Chengen Wang,Murat Kantarcioglu
2024-10-15
Abstract:Consistency models are a new class of models that generate images by directly mapping noise to data, allowing for one-step generation and significantly accelerating the sampling process. However, their robustness against adversarial attacks has not yet been thoroughly investigated. In this work, we conduct the first study on the vulnerability of consistency models to backdoor attacks. While previous research has explored backdoor attacks on diffusion models, these studies have primarily focused on conventional diffusion models, employing a customized backdoor training process and objective, whereas consistency models have distinct training processes and objectives. Our proposed framework demonstrates the vulnerability of consistency models to backdoor attacks. During image generation, poisoned consistency models produce images with a Fréchet Inception Distance (FID) comparable to that of a clean model when sampling from Gaussian noise. However, once the trigger is activated, they generate backdoor target images. We explore various trigger and target configurations to evaluate the vulnerability of consistency models, including the use of random noise as a trigger. This type of trigger is less conspicuous and aligns well with the sampling process of consistency models. Across all configurations, our framework successfully compromises the consistency models while maintaining high utility and specificity.
Cryptography and Security,Computer Vision and Pattern Recognition,Machine Learning
What problem does this paper attempt to address?

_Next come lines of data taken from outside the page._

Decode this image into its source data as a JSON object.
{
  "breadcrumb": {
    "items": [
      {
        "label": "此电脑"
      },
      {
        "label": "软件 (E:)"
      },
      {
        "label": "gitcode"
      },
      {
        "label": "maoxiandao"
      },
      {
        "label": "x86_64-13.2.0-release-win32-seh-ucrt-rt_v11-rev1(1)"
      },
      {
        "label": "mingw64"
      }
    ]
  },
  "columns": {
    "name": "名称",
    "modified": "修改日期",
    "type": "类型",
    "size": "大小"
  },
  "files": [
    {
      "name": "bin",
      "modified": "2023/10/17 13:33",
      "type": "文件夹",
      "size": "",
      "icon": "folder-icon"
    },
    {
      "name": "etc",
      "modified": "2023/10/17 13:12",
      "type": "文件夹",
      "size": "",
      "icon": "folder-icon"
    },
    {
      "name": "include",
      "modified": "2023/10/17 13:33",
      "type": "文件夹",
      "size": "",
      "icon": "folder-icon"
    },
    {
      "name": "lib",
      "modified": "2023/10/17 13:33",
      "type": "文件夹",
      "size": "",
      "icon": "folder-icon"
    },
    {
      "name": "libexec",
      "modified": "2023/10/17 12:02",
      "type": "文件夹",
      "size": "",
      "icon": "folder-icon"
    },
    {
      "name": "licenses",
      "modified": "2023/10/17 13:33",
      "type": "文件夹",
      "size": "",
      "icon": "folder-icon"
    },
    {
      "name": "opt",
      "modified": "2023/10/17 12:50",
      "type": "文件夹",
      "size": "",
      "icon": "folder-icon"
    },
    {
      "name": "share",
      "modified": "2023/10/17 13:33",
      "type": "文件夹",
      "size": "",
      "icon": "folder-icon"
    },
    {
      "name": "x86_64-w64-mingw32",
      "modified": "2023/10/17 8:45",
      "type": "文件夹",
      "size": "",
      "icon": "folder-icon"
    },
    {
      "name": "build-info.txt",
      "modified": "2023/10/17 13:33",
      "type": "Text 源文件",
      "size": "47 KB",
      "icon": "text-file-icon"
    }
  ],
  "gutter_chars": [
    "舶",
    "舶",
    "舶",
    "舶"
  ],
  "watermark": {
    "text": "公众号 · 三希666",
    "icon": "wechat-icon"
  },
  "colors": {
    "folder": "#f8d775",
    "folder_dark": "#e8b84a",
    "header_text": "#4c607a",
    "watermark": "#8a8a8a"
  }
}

The problem this paper attempts to address is: **the vulnerability of Consistency Models to Backdoor Attacks**. Specifically, the paper points out that although consistency models have significant advantages in image generation, such as achieving one-step generation by directly mapping noise to data, thereby significantly accelerating the sampling process, their robustness to adversarial attacks (especially backdoor attacks) has not been fully studied. Therefore, the authors explore for the first time the vulnerability of consistency models to backdoor attacks in this work. ### Main Research Objectives: 1. **Explore how to perform backdoor attacks on consistency models**: The authors propose a framework that demonstrates how to inject backdoor triggers and target images during training, enabling the consistency model to generate malicious images when the trigger is activated. 2. **Evaluate the performance of consistency models under different backdoor settings**: The authors experimentally verify the vulnerability of consistency models under different trigger and target configurations, including using random noise as a trigger, which is more covert during the sampling process of consistency models. ### Specific Issues: - **How to successfully inject a backdoor without degrading the normal image generation quality of the model**: That is, the model should be able to generate high-quality images normally when the backdoor is not triggered; once the backdoor is triggered, the model should generate specific target images. - **How to design covert and effective triggers**: The authors propose using Gaussian noise as a trigger, which is not easily detected during the generation process of consistency models. Through this research, the authors hope to reveal the potential security risks of consistency models and provide references for future research and applications.